There’s a mountain of academic research on the introduction of “gamification” into the curriculum, he continues. In one example he cites a professor from Virginia’s Marine Corps War College who used the board game Polis to teach the history of the Peloponnesian War.

“It was a very good exploration of the economics, demographics, and politics shaping the war,” Klubi says. “It’s a non-linear, interactive, tactile way of acquiring a working knowledge of a topic. It allows you to process and create meaning.”

In 2017, Klubi worked with associate professor of economics Lee Bailey to use board games to help students understand macroeconomics.

“This is becoming the norm for instructors,” he said. “We’re not necessarily in a text-based society anymore. Experience anchors theory.”
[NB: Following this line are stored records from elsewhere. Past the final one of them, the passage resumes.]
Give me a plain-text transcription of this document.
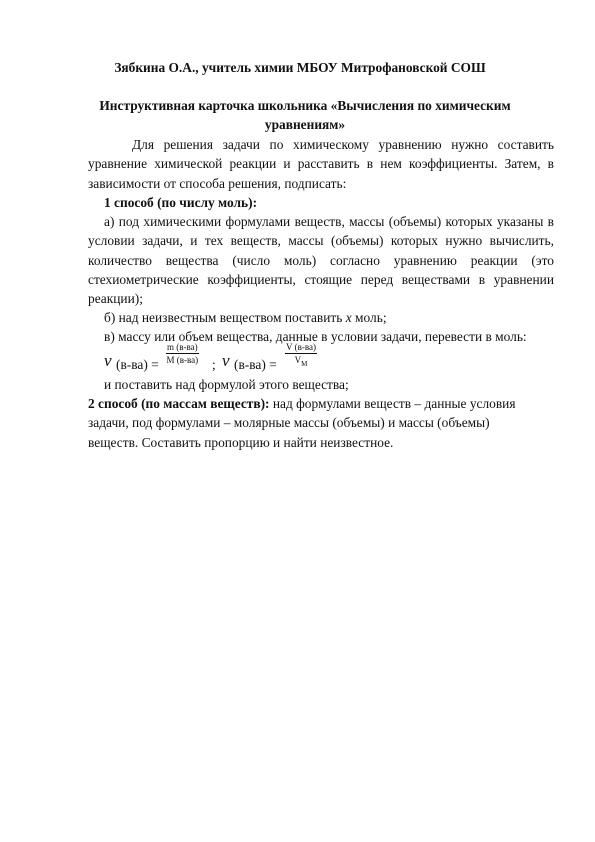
Зябкина О.А., учитель химии МБОУ Митрофановской СОШ
Инструктивная карточка школьника «Вычисления по химическим
уравнениям»
Для решения задачи по химическому уравнению нужно составить уравнение химической реакции и расставить в нем коэффициенты. Затем, в зависимости от способа решения, подписать:
1 способ (по числу моль):
а) под химическими формулами веществ, массы (объемы) которых указаны в условии задачи, и тех веществ, массы (объемы) которых нужно вычислить, количество вещества (число моль) согласно уравнению реакции (это стехиометрические коэффициенты, стоящие перед веществами в уравнении реакции);
б) над неизвестным веществом поставить x моль;
в) массу или объем вещества, данные в условии задачи, перевести в моль:
ν (в-ва) =
m (в-ва)
M (в-ва) ; ν (в-ва) =
V (в-ва)
$V_M$
и поставить над формулой этого вещества;
2 способ (по массам веществ): над формулами веществ – данные условия
задачи, под формулами – молярные массы (объемы) и массы (объемы)
веществ. Составить пропорцию и найти неизвестное.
In addition to being involved in a number of groups on campus, peer mentors are also connected to a number of Communication, Culture, Information & Technology (CCIT) courses that already offer a type of “game-learning” environment.

One course, User Experience Design - UXD and Board Games, gives students the chance to explore user experience, game theory, and board game mechanics to create a board game.

“It’s a very popular course,” Klubi says. “It also shows you the potential for board games in a pedagogical context.”

Games can be used to support accessibility, he adds. It also offers a “very social atmosphere,” allowing students of different backgrounds to come together, and “feel like a part of the campus.”

The café’s peer mentors have supported courses with games as well. In a recent fourth year course mentors gave students a set of games including an escape room game and a Dungeons & Dragons campaign.

“This type of game environment worked perfectly for senior students,” Klubi says. “You develop a respect for your colleagues, learn to problem solve, and you can take that experience back to the lab and get a better sense of working together as a team.”